Canadians caught up in Cuban anti-corruption crackdown

A Canadian businessman prosecuted by the Cuban government may go to jail after he reportedly denounced corruption in the Havana government’s awarding of contracts.

According to Reuters, Cy Tokmakjian, 74, of Toronto-area transportation company The Tokmakjian Group and two of the company’s Canadian employees, stood trial last month on charges of bribery and other “economic crimes.”

The company had been doing about $80 million in business annually with Cuba over the last 22 years, selling transportation, mining, and construction equipment but had reportedly been losing contracts.

Cuban prosecutors are seeking a 15-year prison term for Tokmakjian and 12 years each for two of managers. All three have maintained their innocence.

As well, 14 Cubans including a former deputy minister of the Sugar Ministry have also been accused in the case of charges that include bribery, tax evasion, and falsifying bank documents.

Tokmakjian was arrested in 2011 and held for nearly 2.5 years before being charged after his company was caught up in a crackdown on corruption by Cuban president Raul Castro.

International trade and investment lawyer John Boscariol, of McCarthy Tétrault LLP, says it sounds similar to other crackdowns happening in China. While there could be other issues at play behind the scenes, he notes there are important takeaways for Canadian companies doing business in developing countries.

“We haven’t just seen this in Cuba but in China as well,” says Boscariol.

Many of the companies who are subject to crackdowns in China are large foreign companies such as pharmaceutical company GlaxoSmthKline Inc.
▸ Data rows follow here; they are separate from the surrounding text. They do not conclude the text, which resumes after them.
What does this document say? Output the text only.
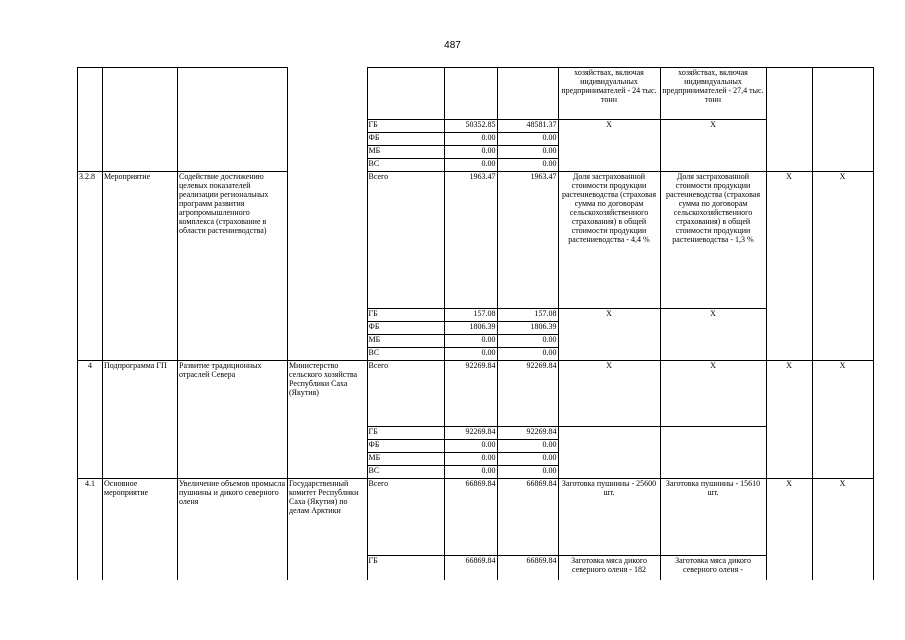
487
								хозяйствах, включая индивидуальных предпринимателей - 24 тыс. тонн	хозяйствах, включая индивидуальных предпринимателей - 27,4 тыс. тонн		
					ГБ	50352.85	48581.37	Х	Х		
					ФБ	0.00	0.00				
					МБ	0.00	0.00				
					ВС	0.00	0.00				
3.2.8	Мероприятие	Содействие достижению целевых показателей реализации региональных программ развития агропромышленного комплекса (страхование в области растениеводства)			Всего	1963.47	1963.47	Доля застрахованной стоимости продукции растениеводства (страховая сумма по договорам сельскохозяйственного страхования) в общей стоимости продукции растениеводства - 4,4 %	Доля застрахованной стоимости продукции растениеводства (страховая сумма по договорам сельскохозяйственного страхования) в общей стоимости продукции растениеводства - 1,3 %	Х	Х
					ГБ	157.08	157.08	Х	Х		
					ФБ	1806.39	1806.39				
					МБ	0.00	0.00				
					ВС	0.00	0.00				
4	Подпрограмма ГП	Развитие традиционных отраслей Севера	Министерство сельского хозяйства Республики Саха (Якутия)		Всего	92269.84	92269.84	Х	Х	Х	Х
					ГБ	92269.84	92269.84				
					ФБ	0.00	0.00				
					МБ	0.00	0.00				
					ВС	0.00	0.00				
4.1	Основное мероприятие	Увеличение объемов промысла пушнины и дикого северного оленя	Государственный комитет Республики Саха (Якутия) по делам Арктики		Всего	66869.84	66869.84	Заготовка пушнины - 25600 шт.	Заготовка пушнины - 15610 шт.	Х	Х
					ГБ	66869.84	66869.84	Заготовка мяса дикого северного оленя - 182	Заготовка мяса дикого северного оленя -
“The Chinese seem to be going after these large companies under their domestic corruption laws,” he says.

Often, what may appear as a regular practice in a country in order to get business done may still be against the laws of that country and land people or companies in a corruption net.

“I don’t mean to suggest in this case it was their fault and they’re not getting framed but I think it brings out an important point that you should be cognizant of the written laws you’re operating in,” he says.
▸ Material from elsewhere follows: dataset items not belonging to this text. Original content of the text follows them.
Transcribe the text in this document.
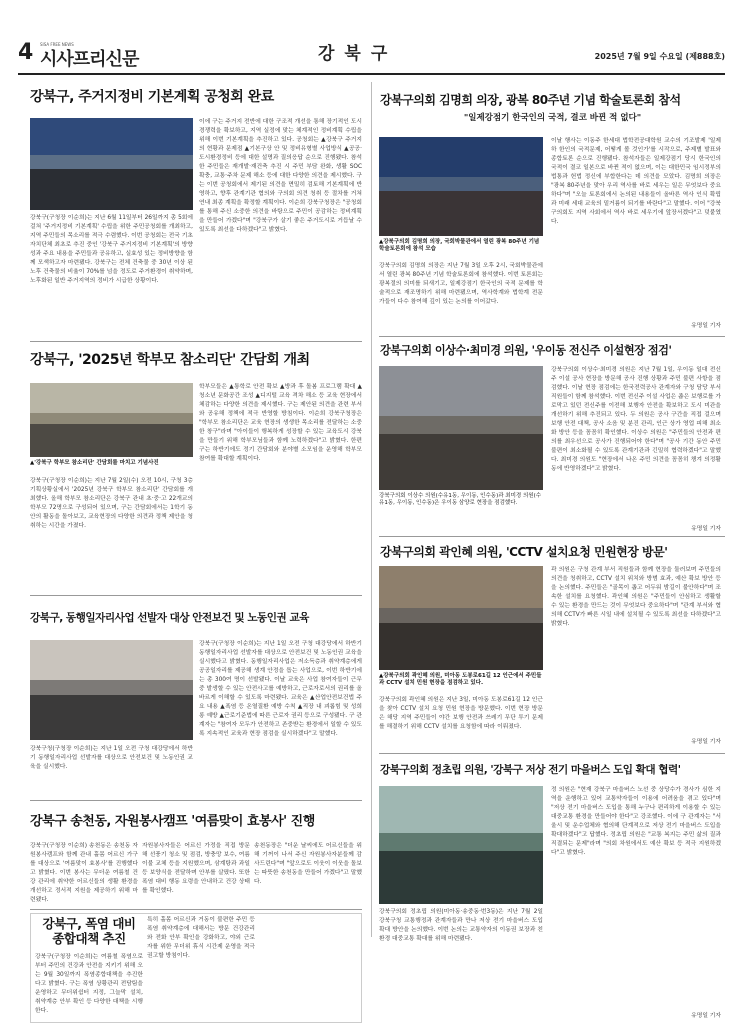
4 SISA FREE NEWS
시사프리신문	강북구	2025년 7월 9일 수요일 (제888호)
강북구, 주거지정비 기본계획 공청회 완료
강북구(구청장 이순희)는 지난 6월 11일부터 26일까지 총 5회에 걸쳐 '주거지정비 기본계획' 수립을 위한 주민공청회를 개최하고, 지역 주민들의 목소리를 적극 수렴했다. 이번 공청회는 전국 기초자치단체 최초로 추진 중인 '강북구 주거지정비 기본계획'의 방향성과 주요 내용을 주민들과 공유하고, 실효성 있는 정비방향을 함께 모색하고자 마련됐다. 강북구는 전체 건축물 중 30년 이상 된 노후 건축물의 비율이 70%를 넘을 정도로 주거환경이 취약하며, 노후화된 일반 주거지역의 정비가 시급한 상황이다.
이에 구는 주거지 전반에 대한 구조적 개선을 통해 장기적인 도시 경쟁력을 확보하고, 지역 실정에 맞는 체계적인 정비계획 수립을 위해 이번 기본계획을 추진하고 있다. 공청회는 ▲강북구 주거지의 현황과 문제점 ▲기본구상 안 및 정비유형별 사업방식 ▲공공·도시환경정비 등에 대한 설명과 질의응답 순으로 진행됐다. 참석한 주민들은 재개발·재건축 추진 시 주민 부담 완화, 생활 SOC 확충, 교통·주차 문제 해소 등에 대한 다양한 의견을 제시했다. 구는 이번 공청회에서 제기된 의견을 면밀히 검토해 기본계획에 반영하고, 향후 관계기관 협의와 구의회 의견 청취 등 절차를 거쳐 연내 최종 계획을 확정할 계획이다. 이순희 강북구청장은 "공청회를 통해 주신 소중한 의견을 바탕으로 주민이 공감하는 정비계획을 만들어 가겠다"며 "강북구가 살기 좋은 주거도시로 거듭날 수 있도록 최선을 다하겠다"고 밝혔다.
강북구의회 김명희 의장, 광복 80주년 기념 학술토론회 참석
"일제강점기 한국인의 국적, 결코 바뀐 적 없다"
▲강북구의회 김명희 의장, 국회박물관에서 열린 광복 80주년 기념 학술토론회에 참석 모습
강북구의회 김명희 의장은 지난 7월 3일 오후 2시, 국회박물관에서 열린 광복 80주년 기념 학술토론회에 참석했다. 이번 토론회는 광복절의 의미를 되새기고, 일제강점기 한국인의 국적 문제를 학술적으로 재조명하기 위해 마련됐으며, 역사학계와 법학계 전문가들이 다수 참여해 깊이 있는 논의를 이어갔다.
이날 행사는 이동주 한세대 법학전공대학원 교수의 기조발제 '일제하 한인의 국적문제, 어떻게 볼 것인가'를 시작으로, 주제별 발표와 종합토론 순으로 진행됐다. 참석자들은 일제강점기 당시 한국인의 국적이 결코 일본으로 바뀐 적이 없으며, 이는 대한민국 임시정부의 법통과 헌법 정신에 부합한다는 데 의견을 모았다. 김명희 의장은 "광복 80주년을 맞아 우리 역사를 바로 세우는 일은 무엇보다 중요하다"며 "오늘 토론회에서 논의된 내용들이 올바른 역사 인식 확립과 미래 세대 교육의 밑거름이 되기를 바란다"고 말했다. 이어 "강북구의회도 지역 사회에서 역사 바로 세우기에 앞장서겠다"고 덧붙였다.
유명일 기자
강북구, '2025년 학부모 참소리단' 간담회 개최
▲'강북구 학부모 참소리단' 간담회를 마치고 기념사진
강북구(구청장 이순희)는 지난 7월 2일(수) 오전 10시, 구청 3층 기획상황실에서 '2025년 강북구 학부모 참소리단' 간담회를 개최했다. 올해 학부모 참소리단은 강북구 관내 초·중·고 22개교의 학부모 72명으로 구성되어 있으며, 구는 간담회에서는 1학기 동안의 활동을 돌아보고, 교육현장의 다양한 의견과 정책 제안을 청취하는 시간을 가졌다.
학부모들은 ▲통학로 안전 확보 ▲방과 후 돌봄 프로그램 확대 ▲청소년 문화공간 조성 ▲디지털 교육 격차 해소 등 교육 현장에서 체감하는 다양한 의견을 제시했다. 구는 제안된 의견을 관련 부서와 공유해 정책에 적극 반영할 방침이다. 이순희 강북구청장은 "학부모 참소리단은 교육 현장의 생생한 목소리를 전달하는 소중한 창구"라며 "아이들이 행복하게 성장할 수 있는 교육도시 강북을 만들기 위해 학부모님들과 함께 노력하겠다"고 밝혔다. 한편 구는 하반기에도 정기 간담회와 분야별 소모임을 운영해 학부모 참여를 확대할 계획이다.
강북구의회 이상수·최미경 의원, '우이동 전신주 이설현장 점검'
강북구의회 이상수 의원(수유1동, 우이동, 인수동)과 최미경 의원(수유1동, 우이동, 인수동)은 우이동 삼양로 현장을 점검했다.
강북구의회 이상수·최미경 의원은 지난 7월 1일, 우이동 일대 전신주 이설 공사 현장을 방문해 공사 진행 상황과 주민 불편 사항을 점검했다. 이날 현장 점검에는 한국전력공사 관계자와 구청 담당 부서 직원들이 함께 참석했다. 이번 전신주 이설 사업은 좁은 보행로를 가로막고 있던 전신주를 이전해 보행자 안전을 확보하고 도시 미관을 개선하기 위해 추진되고 있다. 두 의원은 공사 구간을 직접 걸으며 보행 안전 대책, 공사 소음 및 분진 관리, 인근 상가 영업 피해 최소화 방안 등을 꼼꼼히 확인했다. 이상수 의원은 "주민들의 안전과 편의를 최우선으로 공사가 진행되어야 한다"며 "공사 기간 동안 주민 불편이 최소화될 수 있도록 관계기관과 긴밀히 협력하겠다"고 말했다. 최미경 의원도 "현장에서 나온 주민 의견을 꼼꼼히 챙겨 의정활동에 반영하겠다"고 밝혔다.
유명일 기자
강북구, 동행일자리사업 선발자 대상 안전보건 및 노동인권 교육
강북구청(구청장 이순희)는 지난 1일 오전 구청 대강당에서 하반기 동행일자리사업 선발자를 대상으로 안전보건 및 노동인권 교육을 실시했다.
강북구(구청장 이순희)는 지난 1일 오전 구청 대강당에서 하반기 동행일자리사업 선발자를 대상으로 안전보건 및 노동인권 교육을 실시했다고 밝혔다. 동행일자리사업은 저소득층과 취약계층에게 공공일자리를 제공해 생계 안정을 돕는 사업으로, 이번 하반기에는 총 300여 명이 선발됐다. 이날 교육은 사업 참여자들이 근무 중 발생할 수 있는 안전사고를 예방하고, 근로자로서의 권리를 올바르게 이해할 수 있도록 마련됐다. 교육은 ▲산업안전보건법 주요 내용 ▲폭염 등 온열질환 예방 수칙 ▲직장 내 괴롭힘 및 성희롱 예방 ▲근로기준법에 따른 근로자 권리 등으로 구성됐다. 구 관계자는 "참여자 모두가 안전하고 존중받는 환경에서 일할 수 있도록 지속적인 교육과 현장 점검을 실시하겠다"고 말했다.
강북구의회 곽인혜 의원, 'CCTV 설치요청 민원현장 방문'
▲강북구의회 곽인혜 의원, 미아동 도봉로61길 12 인근에서 주민들과 CCTV 설치 민원 현장을 점검하고 있다.
강북구의회 곽인혜 의원은 지난 3일, 미아동 도봉로61길 12 인근을 찾아 CCTV 설치 요청 민원 현장을 방문했다. 이번 현장 방문은 해당 지역 주민들이 야간 보행 안전과 쓰레기 무단 투기 문제를 해결하기 위해 CCTV 설치를 요청함에 따라 이뤄졌다.
곽 의원은 구청 관계 부서 직원들과 함께 현장을 둘러보며 주민들의 의견을 청취하고, CCTV 설치 위치와 방범 효과, 예산 확보 방안 등을 논의했다. 주민들은 "골목이 좁고 어두워 밤길이 불안하다"며 조속한 설치를 요청했다. 곽인혜 의원은 "주민들이 안심하고 생활할 수 있는 환경을 만드는 것이 무엇보다 중요하다"며 "관계 부서와 협의해 CCTV가 빠른 시일 내에 설치될 수 있도록 최선을 다하겠다"고 밝혔다.
유명일 기자
강북구 송천동, 자원봉사캠프 '여름맞이 효봉사' 진행
강북구(구청장 이순희) 송천동은 송천동 자원봉사캠프와 함께 관내 홀몸 어르신 가구를 대상으로 '여름맞이 효봉사'를 진행했다고 밝혔다. 이번 봉사는 무더운 여름철 건강 관리에 취약한 어르신들의 생활 환경을 개선하고 정서적 지원을 제공하기 위해 마련됐다.
자원봉사자들은 어르신 가정을 직접 방문해 선풍기 청소 및 점검, 방충망 보수, 여름 이불 교체 등을 지원했으며, 삼계탕과 과일 등 보양식을 전달하며 안부를 살폈다. 또한 폭염 대비 행동 요령을 안내하고 건강 상태를 확인했다.
송천동장은 "더운 날씨에도 어르신들을 위해 기꺼이 나서 주신 자원봉사자분들께 감사드린다"며 "앞으로도 이웃이 이웃을 돌보는 따뜻한 송천동을 만들어 가겠다"고 말했다.
강북구, 폭염 대비
종합대책 추진
강북구(구청장 이순희)는 여름철 폭염으로부터 주민의 건강과 안전을 지키기 위해 오는 9월 30일까지 폭염종합대책을 추진한다고 밝혔다. 구는 폭염 상황관리 전담팀을 운영하고 무더위쉼터 지정, 그늘막 설치, 취약계층 안부 확인 등 다양한 대책을 시행한다.
특히 홀몸 어르신과 거동이 불편한 주민 등 폭염 취약계층에 대해서는 방문 건강관리와 전화 안부 확인을 강화하고, 야외 근로자를 위한 무더위 휴식 시간제 운영을 적극 권고할 방침이다.
강북구의회 정초립 의원, '강북구 저상 전기 마을버스 도입 확대 협력'
강북구의회 정초립 의원(미아동·송중동·번3동)은 지난 7월 2일 강북구청 교통행정과 관계자들과 만나 저상 전기 마을버스 도입 확대 방안을 논의했다. 이번 논의는 교통약자의 이동권 보장과 친환경 대중교통 확대를 위해 마련됐다.
정 의원은 "현재 강북구 마을버스 노선 중 상당수가 경사가 심한 지역을 운행하고 있어 교통약자들이 이용에 어려움을 겪고 있다"며 "저상 전기 마을버스 도입을 통해 누구나 편리하게 이용할 수 있는 대중교통 환경을 만들어야 한다"고 강조했다. 이에 구 관계자는 "서울시 및 운수업체와 협의해 단계적으로 저상 전기 마을버스 도입을 확대하겠다"고 답했다. 정초립 의원은 "교통 복지는 주민 삶의 질과 직결되는 문제"라며 "의회 차원에서도 예산 확보 등 적극 지원하겠다"고 밝혔다.
유명일 기자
Boscariol says companies have focused more on the anti-corruption legislation of their home countries and paid less attention to the laws of the countries they’re operating in.
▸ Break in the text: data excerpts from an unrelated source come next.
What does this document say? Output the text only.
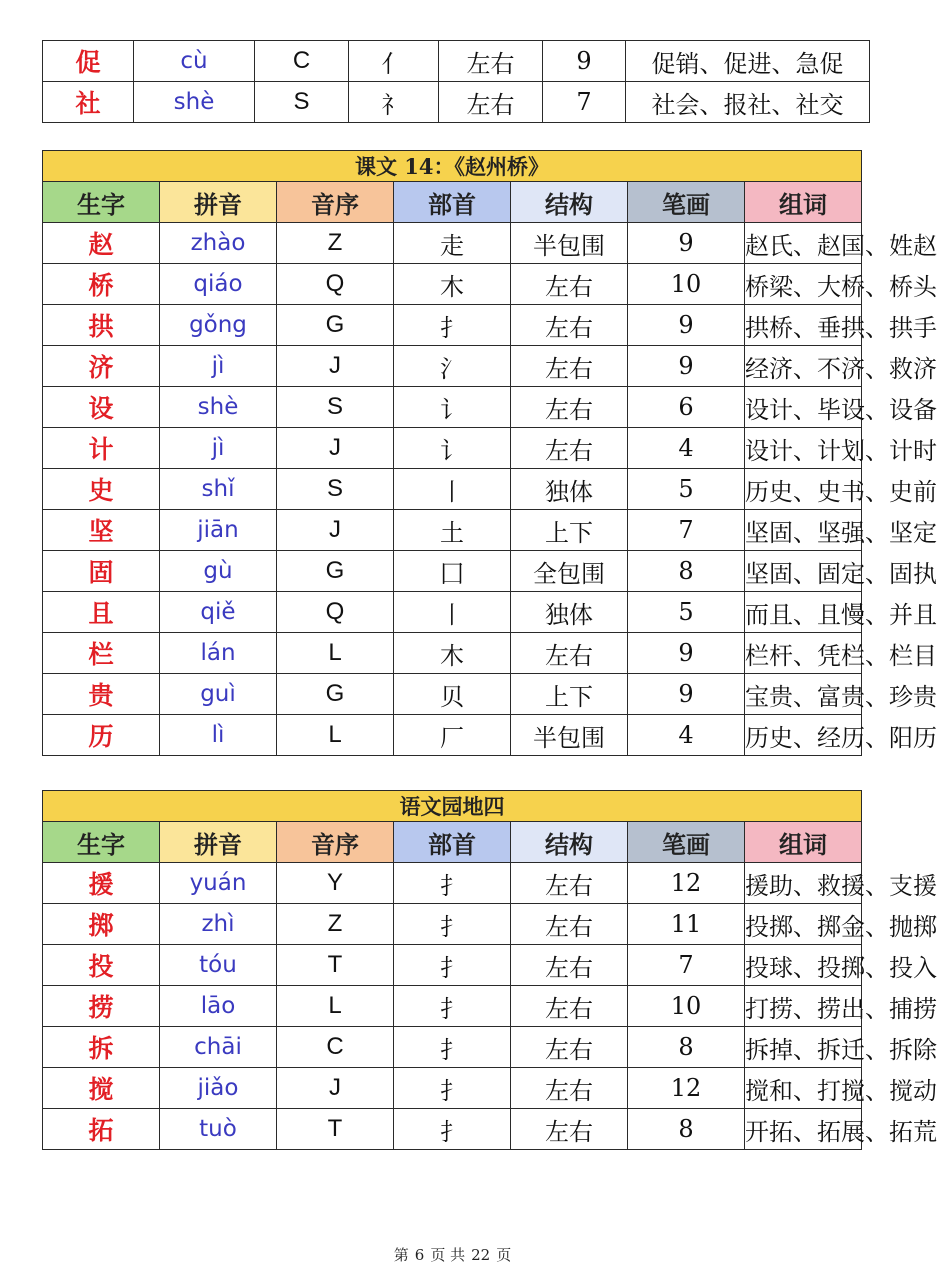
促	cù	C	亻	左右	9	促销、促进、急促
社	shè	S	礻	左右	7	社会、报社、社交
课文 14：《赵州桥》						
生字	拼音	音序	部首	结构	笔画	组词
赵	zhào	Z	走	半包围	9	赵氏、赵国、姓赵
桥	qiáo	Q	木	左右	10	桥梁、大桥、桥头
拱	gǒng	G	扌	左右	9	拱桥、垂拱、拱手
济	jì	J	氵	左右	9	经济、不济、救济
设	shè	S	讠	左右	6	设计、毕设、设备
计	jì	J	讠	左右	4	设计、计划、计时
史	shǐ	S	丨	独体	5	历史、史书、史前
坚	jiān	J	土	上下	7	坚固、坚强、坚定
固	gù	G	囗	全包围	8	坚固、固定、固执
且	qiě	Q	丨	独体	5	而且、且慢、并且
栏	lán	L	木	左右	9	栏杆、凭栏、栏目
贵	guì	G	贝	上下	9	宝贵、富贵、珍贵
历	lì	L	厂	半包围	4	历史、经历、阳历
语文园地四						
生字	拼音	音序	部首	结构	笔画	组词
援	yuán	Y	扌	左右	12	援助、救援、支援
掷	zhì	Z	扌	左右	11	投掷、掷金、抛掷
投	tóu	T	扌	左右	7	投球、投掷、投入
捞	lāo	L	扌	左右	10	打捞、捞出、捕捞
拆	chāi	C	扌	左右	8	拆掉、拆迁、拆除
搅	jiǎo	J	扌	左右	12	搅和、打搅、搅动
拓	tuò	T	扌	左右	8	开拓、拓展、拓荒
第 6 页 共 22 页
“When we talk about corruption compliance and advising companies on this we always discuss the U.S. Foreign Corrupt Practices Act, the Canadian Corruption of Foreign Public Officials Act, and the U.K Bribery Act, but we should also be clear to clients the laws of the jurisdictions they are operating in also apply,” he adds.

For example, facilitation payments are allowed under the CFPOA and FCPA, but are prohibited under the laws of most host countries companies operate in.

“No host country is going to have laws that allow their own officials to be paid small bribes,” he says. “So a company that allows for payment of facilitation payments may not be consistent with the written domestic law they are operating in.”